A slurry pump in use at an oil refinery.

As Bombas Sugam?

Angus EwartConversa TécnicaLeave a Comment

Obtém Conhecimentos Aprofundados Sobre as Nossas Bombas & Indústria

Voou começar esse blog colocando uma pergunta: A sucção realmente existe?  Tome um momento, pense bem em sua resposta e vamos fazer essa viagem juntos.

A maioria das pessoas na indústria das bombas diria que sim, que a sucção tem de existir. Se você perguntasse a qualquer menino de dez anos com uma garrafa de cola e uma palha ele diria: “Claro que sim! Como poderia beber por minha palha se não o fizesse?” Se pedisse à criança para desenvolver, ela iria explicar-lhe como ela usa sua boca e a palha para puxar o líquido para dentro de sua boca. No entanto, a física envolvida nesse processo é ligeiramente diferente. Se conseguir entender essa diferença, então irá compreender por que as bombas não puxam realmente o líquido, e irá ajudá-lo a entender todas as limitações resultantes existentes.

Para aprofundar ainda mais o assunto, deixe-me dar-lhe um exemplo. A foto abaixo ilustra uma configuração simples de uma extremidade de sucção de uma bomba para “sugar” a água para fora da lagoa.  As forças básicas em jogo aqui são a força centrífuga e a pressão atmosférica. 
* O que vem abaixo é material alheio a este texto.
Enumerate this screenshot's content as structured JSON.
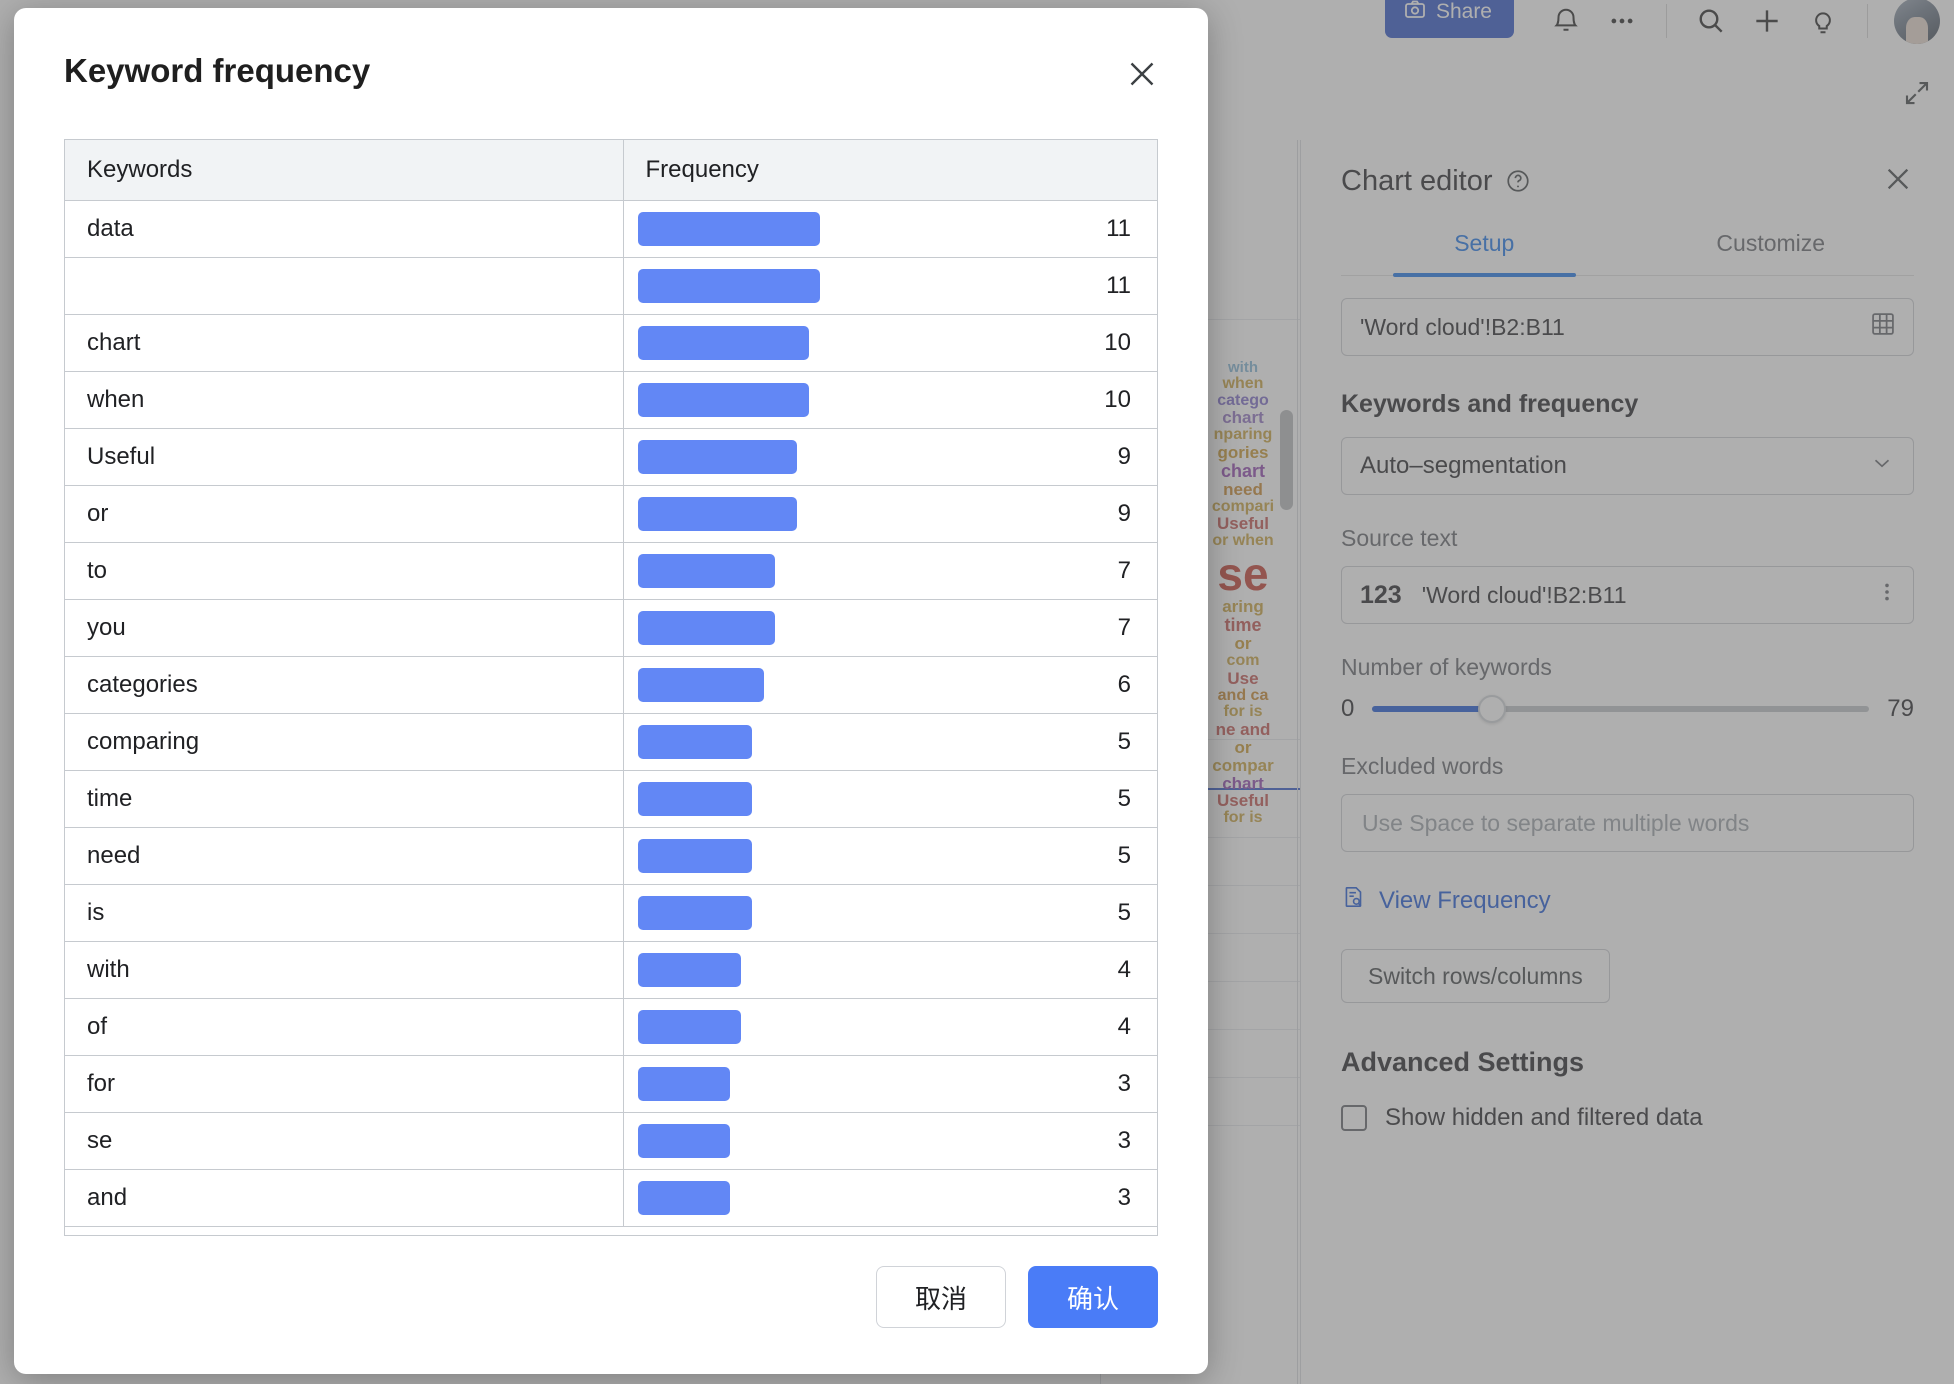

A pressão atmosférica, conforme ilustrado abaixo, consiste basicamente no peso do ar acima de nós empurrando a superfície da Terra. No nível do mar, a coluna de ar acima de nós tem aproximadamente 80 quilômetros.  Se fosse possível isolar uma coluna com uma polegada quadrada, iríamos descobrir que essa coluna de ar de uma polegada quadrada teria aproximadamente 14,7 lb.  Portanto, a pressão exercida pela atmosfera na superfície terrestre no nível do mar diz-se ser de 14,7 libras por polegada quadrada (14,7 psi). Veja a imagem abaixo:

A outra força pertinente para o nosso exemplo é a força centrífuga. A força centrífuga é uma força aparente que empurra para fora um corpo movendo-se em redor de um ponto central e decorrente da inércia do corpo.  Simplificando, é a força que atirou você em criança para fora do carrocel do bairro, quando os meninos maiores empurravam com demasiada força. Dentro de uma bomba centrífuga, essa é a força que expele o líquido, ou o impulsor rotativo criando uma pressão no compartimento de descarga. Veja a imagem abaixo:

Agora que já temos os conhecimentos básicos sobre as duas forças que são relevantes para nossos exemplo de bomba inicial, vamos examinar como essas duas forças interagem. Assumindo que nossa bomba está preparada (cheia com líquido), assim que o impulsor começa a girar, a força centrífuga vai expelir o líquido do impulsor para dentro do corpo da bomba. À medida que o líquido sai do impulsor ele cria um vazio, ou mais precisamente induz uma zona de baixa pressão. Estando o lado de entrada da bomba conectado e vedado a uma mangueira não-dobrável que se estende abaixo da superfície das lagoas, essa zona de baixa pressão, na verdade, estende-se para baixo da mangueira para o interior da lagoa.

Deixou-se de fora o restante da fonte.